Monday 17 March 2008

here

Faversham is a market town: it's so big and no bigger. It probably takes thirty minutes or so to walk from one side to the other. It is situated a mile or less inland on the north side of Kent and is (mostly) elevated a little above a flood plain. Where the buildings thin out to the north there's a shipyard and, beyond that, the Oare, Ham, Nagden and Graveney marshes. When you reach the coast you look across the eastern end of the Swale, a channel running between the mainland and the conjoined isles of Sheppey and Harty. Just near where the combined Faversham and Oare creeks enter the Swale is the remnant of an old ferry. Around here, and where the road rises from the water on Harty is a conservation area on which, at the right time of year, birdwatchers gather, seemingly trying to outdo each other in a contest over who has the biggest telephoto lens. Birds nest in protected areas of the foreshore and on the mud and grass islands in the middle of ponds. Driving on Harty I once saw a barn owl, flying in broad daylight, parallel to the car.
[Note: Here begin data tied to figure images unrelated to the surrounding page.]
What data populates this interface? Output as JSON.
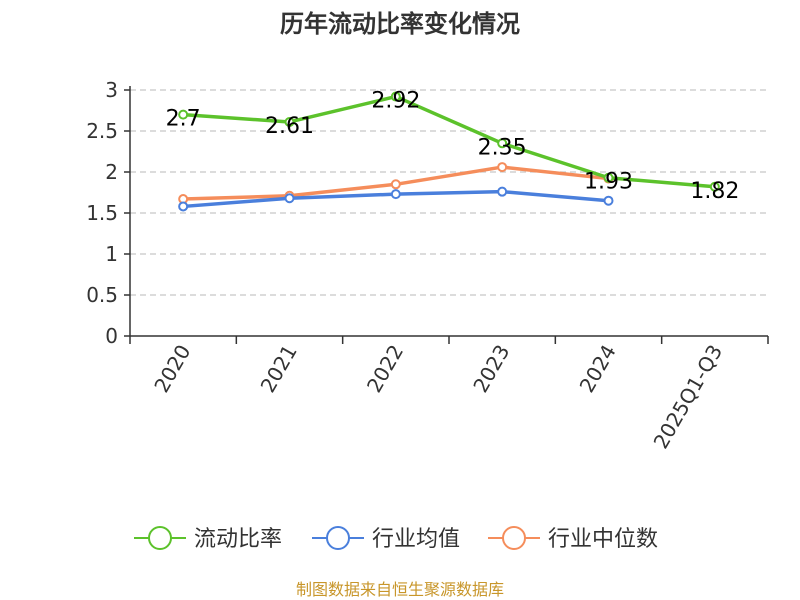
{
  "chart_data": {
    "type": "line",
    "title": "历年流动比率变化情况",
    "categories": [
      "2020",
      "2021",
      "2022",
      "2023",
      "2024",
      "2025Q1-Q3"
    ],
    "ylim": [
      0,
      3
    ],
    "yticks": [
      "0",
      "0.5",
      "1",
      "1.5",
      "2",
      "2.5",
      "3"
    ],
    "ytick_values": [
      0,
      0.5,
      1,
      1.5,
      2,
      2.5,
      3
    ],
    "grid": true,
    "legend_position": "bottom",
    "series": [
      {
        "name": "流动比率",
        "color": "#5cc22b",
        "values": [
          2.7,
          2.61,
          2.92,
          2.35,
          1.93,
          1.82
        ],
        "labels": [
          "2.7",
          "2.61",
          "2.92",
          "2.35",
          "1.93",
          "1.82"
        ]
      },
      {
        "name": "行业均值",
        "color": "#4a7fdc",
        "values": [
          1.58,
          1.68,
          1.73,
          1.76,
          1.65,
          null
        ]
      },
      {
        "name": "行业中位数",
        "color": "#f58d5b",
        "values": [
          1.67,
          1.71,
          1.85,
          2.06,
          1.92,
          null
        ]
      }
    ]
  },
  "source": "制图数据来自恒生聚源数据库"
}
The Swale runs into the North Sea and on a clear night you can see across as far as Southend in Essex. On the coast facing the sea a few miles east is Whitstable.


Faversham itself has markets in the town square three times a week. There are over twenty pubs (I've stopped counting) but also an unusually high quotient of hairdressers and charity shops. There's a cinema: a curious blend of faux medieval and art deco.
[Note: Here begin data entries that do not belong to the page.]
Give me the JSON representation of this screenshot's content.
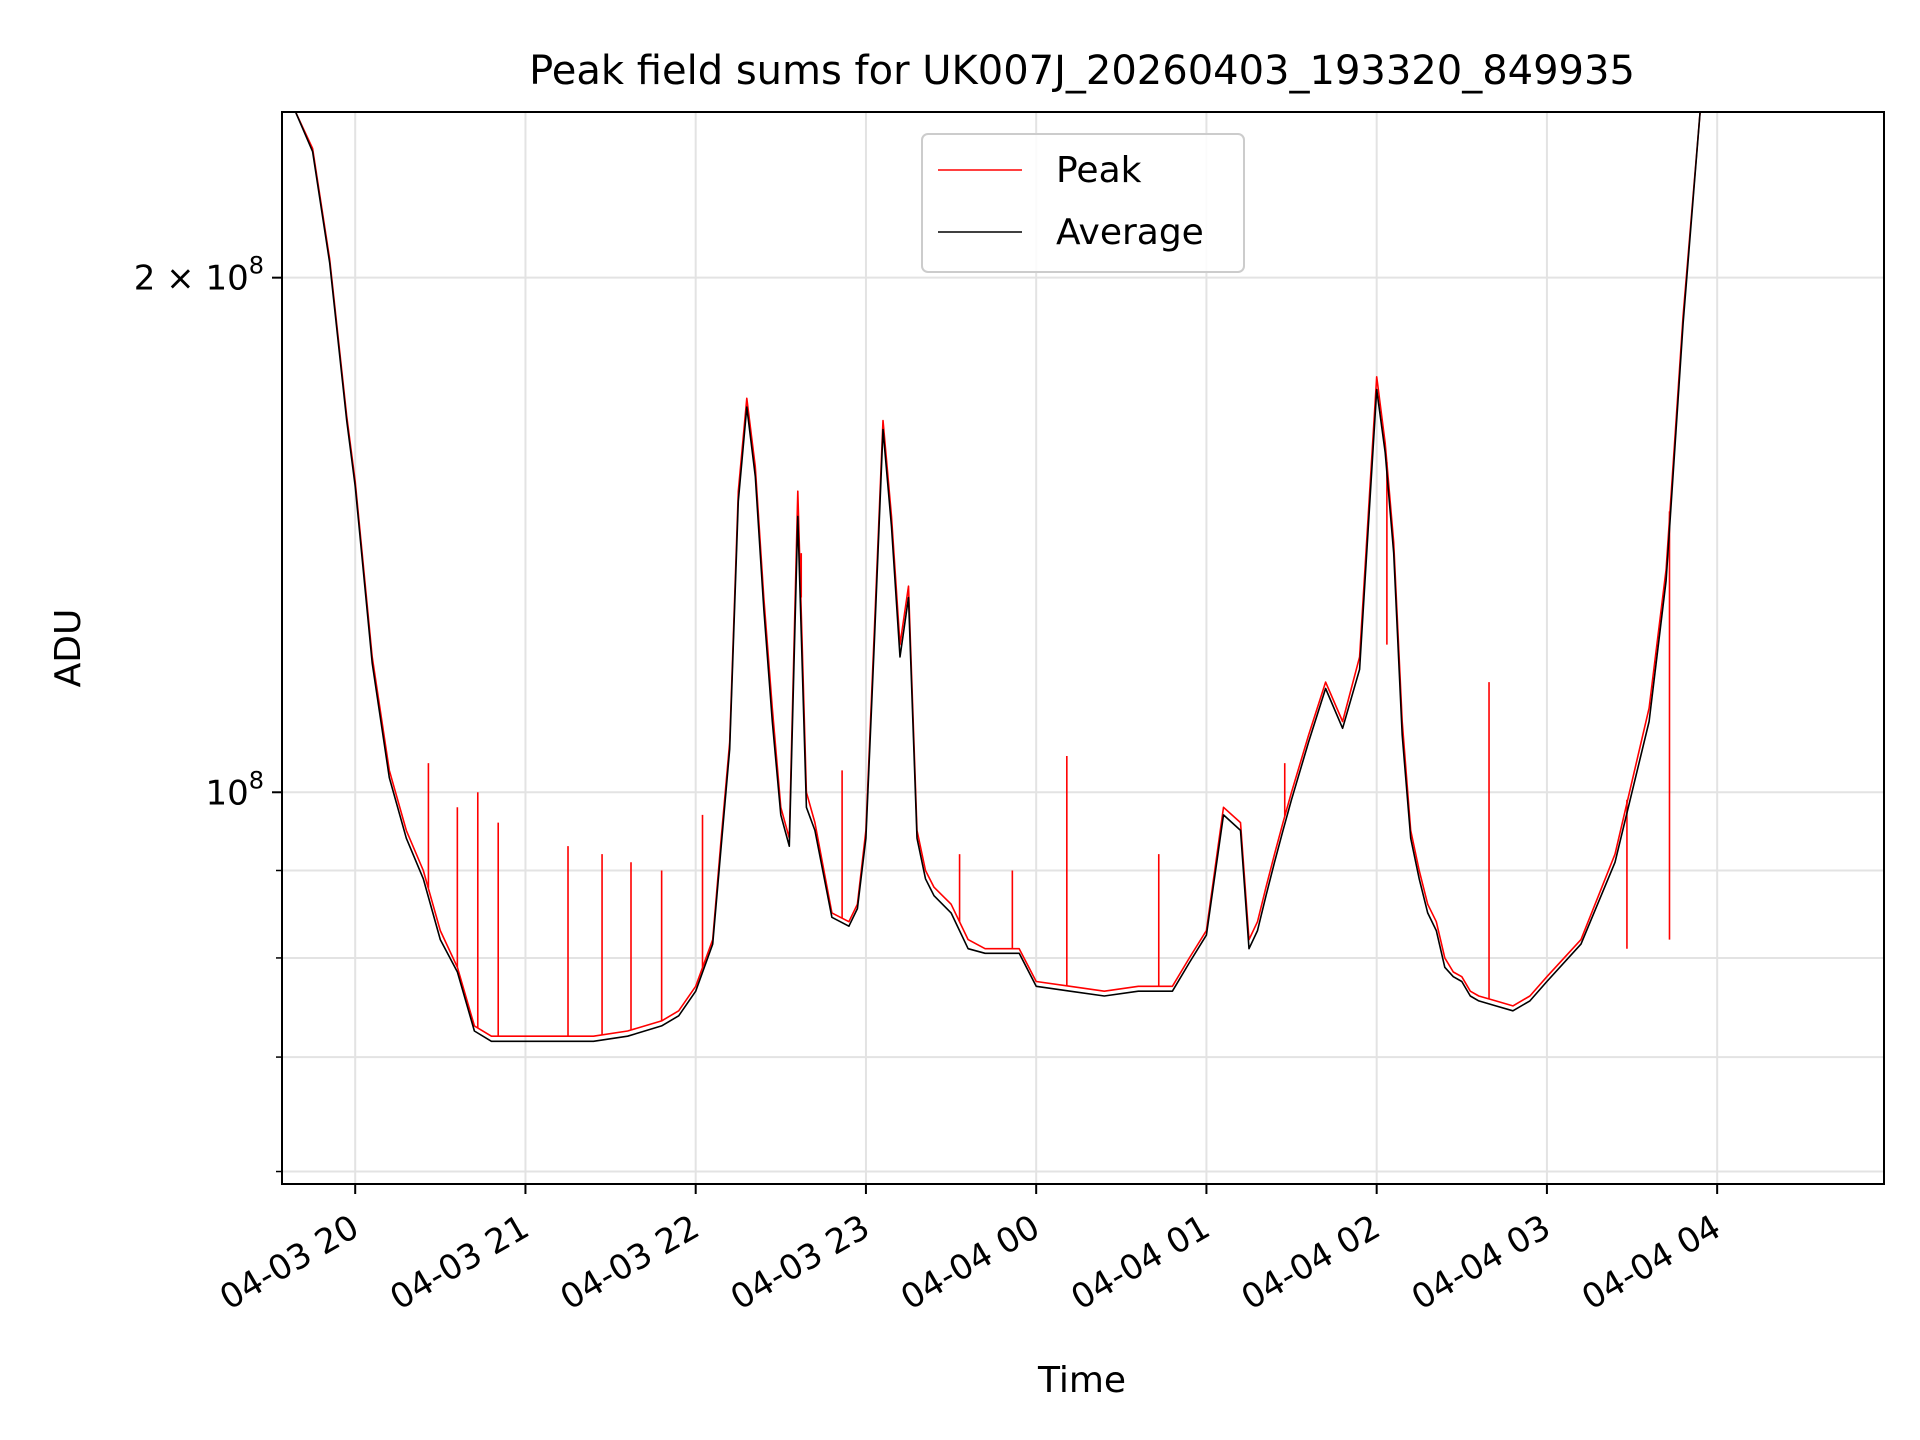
{
  "chart_data": {
    "type": "line",
    "title": "Peak field sums for UK007J_20260403_193320_849935",
    "xlabel": "Time",
    "ylabel": "ADU",
    "yscale": "log",
    "ylim": [
      59000000,
      250000000
    ],
    "xlim": [
      19.57,
      28.98
    ],
    "grid": true,
    "legend_position": "upper center",
    "x_ticks": [
      {
        "value": 20,
        "label": "04-03 20"
      },
      {
        "value": 21,
        "label": "04-03 21"
      },
      {
        "value": 22,
        "label": "04-03 22"
      },
      {
        "value": 23,
        "label": "04-03 23"
      },
      {
        "value": 24,
        "label": "04-04 00"
      },
      {
        "value": 25,
        "label": "04-04 01"
      },
      {
        "value": 26,
        "label": "04-04 02"
      },
      {
        "value": 27,
        "label": "04-04 03"
      },
      {
        "value": 28,
        "label": "04-04 04"
      }
    ],
    "y_ticks_major": [
      {
        "value": 200000000,
        "mantissa": "2",
        "exp": "8"
      },
      {
        "value": 100000000,
        "mantissa": "",
        "exp": "8"
      }
    ],
    "y_ticks_minor": [
      60000000,
      70000000,
      80000000,
      90000000
    ],
    "series": [
      {
        "name": "Peak",
        "color": "#ff0000",
        "x": [
          19.57,
          19.65,
          19.75,
          19.85,
          19.95,
          20.0,
          20.1,
          20.2,
          20.3,
          20.4,
          20.5,
          20.6,
          20.7,
          20.8,
          20.9,
          21.0,
          21.2,
          21.4,
          21.6,
          21.8,
          21.9,
          22.0,
          22.1,
          22.15,
          22.2,
          22.25,
          22.3,
          22.35,
          22.4,
          22.45,
          22.5,
          22.55,
          22.6,
          22.65,
          22.7,
          22.8,
          22.9,
          22.95,
          23.0,
          23.05,
          23.1,
          23.15,
          23.2,
          23.25,
          23.3,
          23.35,
          23.4,
          23.5,
          23.6,
          23.7,
          23.8,
          23.9,
          24.0,
          24.2,
          24.4,
          24.6,
          24.8,
          24.9,
          25.0,
          25.1,
          25.2,
          25.25,
          25.3,
          25.35,
          25.4,
          25.45,
          25.5,
          25.6,
          25.7,
          25.8,
          25.9,
          26.0,
          26.05,
          26.1,
          26.15,
          26.2,
          26.25,
          26.3,
          26.35,
          26.4,
          26.45,
          26.5,
          26.55,
          26.6,
          26.7,
          26.8,
          26.9,
          27.0,
          27.2,
          27.4,
          27.6,
          27.7,
          27.8,
          27.9,
          28.0,
          28.2,
          28.4,
          28.6,
          28.8,
          28.98
        ],
        "y": [
          250000000,
          250000000,
          238000000,
          205000000,
          166000000,
          152000000,
          120000000,
          103000000,
          95000000,
          90000000,
          83000000,
          79000000,
          73000000,
          72000000,
          72000000,
          72000000,
          72000000,
          72000000,
          72500000,
          73500000,
          74500000,
          77000000,
          82000000,
          94000000,
          107000000,
          150000000,
          170000000,
          155000000,
          130000000,
          112000000,
          98000000,
          94000000,
          150000000,
          100000000,
          96000000,
          85000000,
          84000000,
          86000000,
          95000000,
          125000000,
          165000000,
          145000000,
          122000000,
          132000000,
          95000000,
          90000000,
          88000000,
          86000000,
          82000000,
          81000000,
          81000000,
          81000000,
          77500000,
          77000000,
          76500000,
          77000000,
          77000000,
          80000000,
          83000000,
          98000000,
          96000000,
          82000000,
          84000000,
          88000000,
          92000000,
          96000000,
          100000000,
          108000000,
          116000000,
          110000000,
          120000000,
          175000000,
          160000000,
          140000000,
          110000000,
          95000000,
          90000000,
          86000000,
          84000000,
          80000000,
          78500000,
          78000000,
          76500000,
          76000000,
          75500000,
          75000000,
          76000000,
          78000000,
          82000000,
          92000000,
          112000000,
          135000000,
          190000000,
          250000000,
          250000000,
          250000000,
          250000000,
          250000000,
          250000000,
          250000000
        ],
        "spikes": [
          {
            "x": 20.43,
            "y": 104000000
          },
          {
            "x": 20.6,
            "y": 98000000
          },
          {
            "x": 20.72,
            "y": 100000000
          },
          {
            "x": 20.84,
            "y": 96000000
          },
          {
            "x": 21.25,
            "y": 93000000
          },
          {
            "x": 21.45,
            "y": 92000000
          },
          {
            "x": 21.62,
            "y": 91000000
          },
          {
            "x": 21.8,
            "y": 90000000
          },
          {
            "x": 22.04,
            "y": 97000000
          },
          {
            "x": 22.62,
            "y": 138000000
          },
          {
            "x": 22.86,
            "y": 103000000
          },
          {
            "x": 23.55,
            "y": 92000000
          },
          {
            "x": 23.86,
            "y": 90000000
          },
          {
            "x": 24.18,
            "y": 105000000
          },
          {
            "x": 24.72,
            "y": 92000000
          },
          {
            "x": 25.46,
            "y": 104000000
          },
          {
            "x": 26.06,
            "y": 122000000
          },
          {
            "x": 26.66,
            "y": 116000000
          },
          {
            "x": 27.47,
            "y": 81000000
          },
          {
            "x": 27.72,
            "y": 82000000
          }
        ]
      },
      {
        "name": "Average",
        "color": "#000000",
        "x": [
          19.57,
          19.65,
          19.75,
          19.85,
          19.95,
          20.0,
          20.1,
          20.2,
          20.3,
          20.4,
          20.5,
          20.6,
          20.7,
          20.8,
          20.9,
          21.0,
          21.2,
          21.4,
          21.6,
          21.8,
          21.9,
          22.0,
          22.1,
          22.15,
          22.2,
          22.25,
          22.3,
          22.35,
          22.4,
          22.45,
          22.5,
          22.55,
          22.6,
          22.65,
          22.7,
          22.8,
          22.9,
          22.95,
          23.0,
          23.05,
          23.1,
          23.15,
          23.2,
          23.25,
          23.3,
          23.35,
          23.4,
          23.5,
          23.6,
          23.7,
          23.8,
          23.9,
          24.0,
          24.2,
          24.4,
          24.6,
          24.8,
          24.9,
          25.0,
          25.1,
          25.2,
          25.25,
          25.3,
          25.35,
          25.4,
          25.45,
          25.5,
          25.6,
          25.7,
          25.8,
          25.9,
          26.0,
          26.05,
          26.1,
          26.15,
          26.2,
          26.25,
          26.3,
          26.35,
          26.4,
          26.45,
          26.5,
          26.55,
          26.6,
          26.7,
          26.8,
          26.9,
          27.0,
          27.2,
          27.4,
          27.6,
          27.7,
          27.8,
          27.9,
          28.0,
          28.2,
          28.4,
          28.6,
          28.8,
          28.98
        ],
        "y": [
          250000000,
          250000000,
          237000000,
          204000000,
          165000000,
          151000000,
          119000000,
          102000000,
          94000000,
          89000000,
          82000000,
          78500000,
          72500000,
          71500000,
          71500000,
          71500000,
          71500000,
          71500000,
          72000000,
          73000000,
          74000000,
          76500000,
          81500000,
          93000000,
          106000000,
          148000000,
          168000000,
          153000000,
          128000000,
          110000000,
          97000000,
          93000000,
          145000000,
          98000000,
          95000000,
          84500000,
          83500000,
          85500000,
          94000000,
          123000000,
          163000000,
          143000000,
          120000000,
          130000000,
          94000000,
          89000000,
          87000000,
          85000000,
          81000000,
          80500000,
          80500000,
          80500000,
          77000000,
          76500000,
          76000000,
          76500000,
          76500000,
          79500000,
          82500000,
          97000000,
          95000000,
          81000000,
          83000000,
          87000000,
          91000000,
          95000000,
          99000000,
          107000000,
          115000000,
          109000000,
          118000000,
          172000000,
          158000000,
          138000000,
          108000000,
          94000000,
          89000000,
          85000000,
          83000000,
          79000000,
          78000000,
          77500000,
          76000000,
          75500000,
          75000000,
          74500000,
          75500000,
          77500000,
          81500000,
          91000000,
          110000000,
          133000000,
          188000000,
          250000000,
          250000000,
          250000000,
          250000000,
          250000000,
          250000000,
          250000000
        ]
      }
    ]
  }
}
Most of the buildings in the town centre date from the fifteenth to seventeenth centuries. Further out are Victorian and late-twentieth century suburbs. Like most of Kent's councils, ours is dominated by Tories. This singularly inept bunch recently rolled out blue bins for recyclables before figuring out that most people in the middle of town had nowhere to put them. The local newspapers, like local papers everywhere, are morally outraged by the behaviour of 'youths' (see my earlier post for headlines).

Historically Faversham has been a farming and a fishing town. It was also, for a long time, a centre for the manufacture of explosives. A large tomb in the town cemetery commemorates some 150 or so people who died in an accident in 1916. The main industry in the centre of town is the brewery (Shepherd Neame) which has been in operation since 1698. The play 'Arden of Faversham' (1592) relates the murder of an unpopular official arranged by his wife.